According to the GAO the FCC's Top 10 complaint list looks like this:
1. General solicitations (TPCA): Complaints regarding the receipt of unsolicited calls or messages for the purpose of encouraging the purchase, rental, or investment in property, goods, or services.
2. Billing and rates: Complaints regarding a number of issues, including airtime charges, roaming rates, credit, and refund adjustments.
3. Referral to government agencies/FCC offices/states: Complaints beyond FCC's jurisdiction, such as intrastate billing charges and expanded local calling service. Service related issues.
4. Complaints regarding the quality of services provided by cable, satellite, wireless, and wireline providers: Carrier marketing and advertising Complaints regarding advertising and marketing practices of carriers, including misrepresentation.

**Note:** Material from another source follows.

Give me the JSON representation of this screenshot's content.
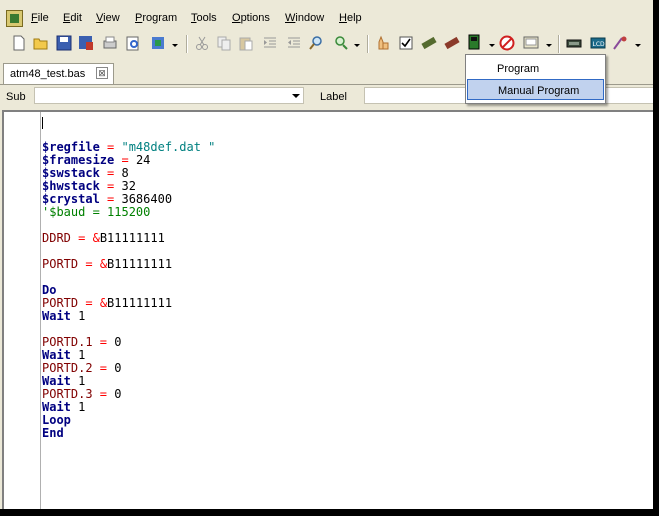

5. Programming issues: Complaints regarding programs, such as those that allegedly contain indecent, obscene, or profane material.6. Number portability: Complaints regarding the porting of telephone numbers from a wireline to a wireless carrier or the reverse.

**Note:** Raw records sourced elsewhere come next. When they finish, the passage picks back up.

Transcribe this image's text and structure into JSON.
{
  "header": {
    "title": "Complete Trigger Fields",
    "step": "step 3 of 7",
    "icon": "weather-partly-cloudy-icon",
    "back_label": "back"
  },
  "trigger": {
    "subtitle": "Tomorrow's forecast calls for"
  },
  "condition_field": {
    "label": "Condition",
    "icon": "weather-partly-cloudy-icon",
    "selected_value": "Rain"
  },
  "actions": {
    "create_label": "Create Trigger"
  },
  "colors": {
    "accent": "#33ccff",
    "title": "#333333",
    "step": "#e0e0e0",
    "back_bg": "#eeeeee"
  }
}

7. Slamming: Complaints regarding the switching of a consumer's telephone services from one telephone company, or from one calling plan, to another.
8. Cramming: Complaints regarding unauthorized, misleading, or deceptive charges on a consumer's telephone bill for services and products.
9. Operator Service Provider issues: Complaints about a common carrier that provides services from public phones, including payphones, and those in hotels or motels.
10. All other complaints: Complaints such as those regarding connection to cable service, closed captioning of video programs, digital subscriber lines, and may also include consumer inquiries.
According to FCC, it assessed fines and negotiated payments through consent decrees, which totaled about $73 million from 2003 through 2006, and has collected about $53 million, or 72%. However, the amount of the fines and payments negotiated through consent decrees decreased, from about $25 million in 2003 and $26 million in 2004, to almost $11 million in 2005 and $12 million in 2006-a decrease of more than 50%.
According to an FCC Enforcement Bureau senior official, the phasing out of carrier interLATA rules (section 271) complaints may have contributed to this decrease. FCC staff also stated that the amount of fines and negotiated payments through consent decrees totaled about $43 million in 2007.
The FCC's Enforcement Bureau periodically reviews some of its enforcement program outputs to determine how well it is doing in certain areas but does not use its data to evaluate the outcomes of its enforcement efforts. The Enforcement Bureau's ability to assess the impact of its enforcement program is limited because it does not have a well-defined enforcement strategy, specific enforcement goals, or performance measures. We have previously reported that a key element in an organization's efforts to manage for results is its ability to select meaningful performance goals and measures, the GAO stated.
Without these key management tools, FCC faces challenges in managing its enforcement program and in fully assuring Congress and other stakeholders that it is meeting its enforcement mission and related objectives of the Act, which include protecting the consumer, ensuring public safety, and encouraging competition.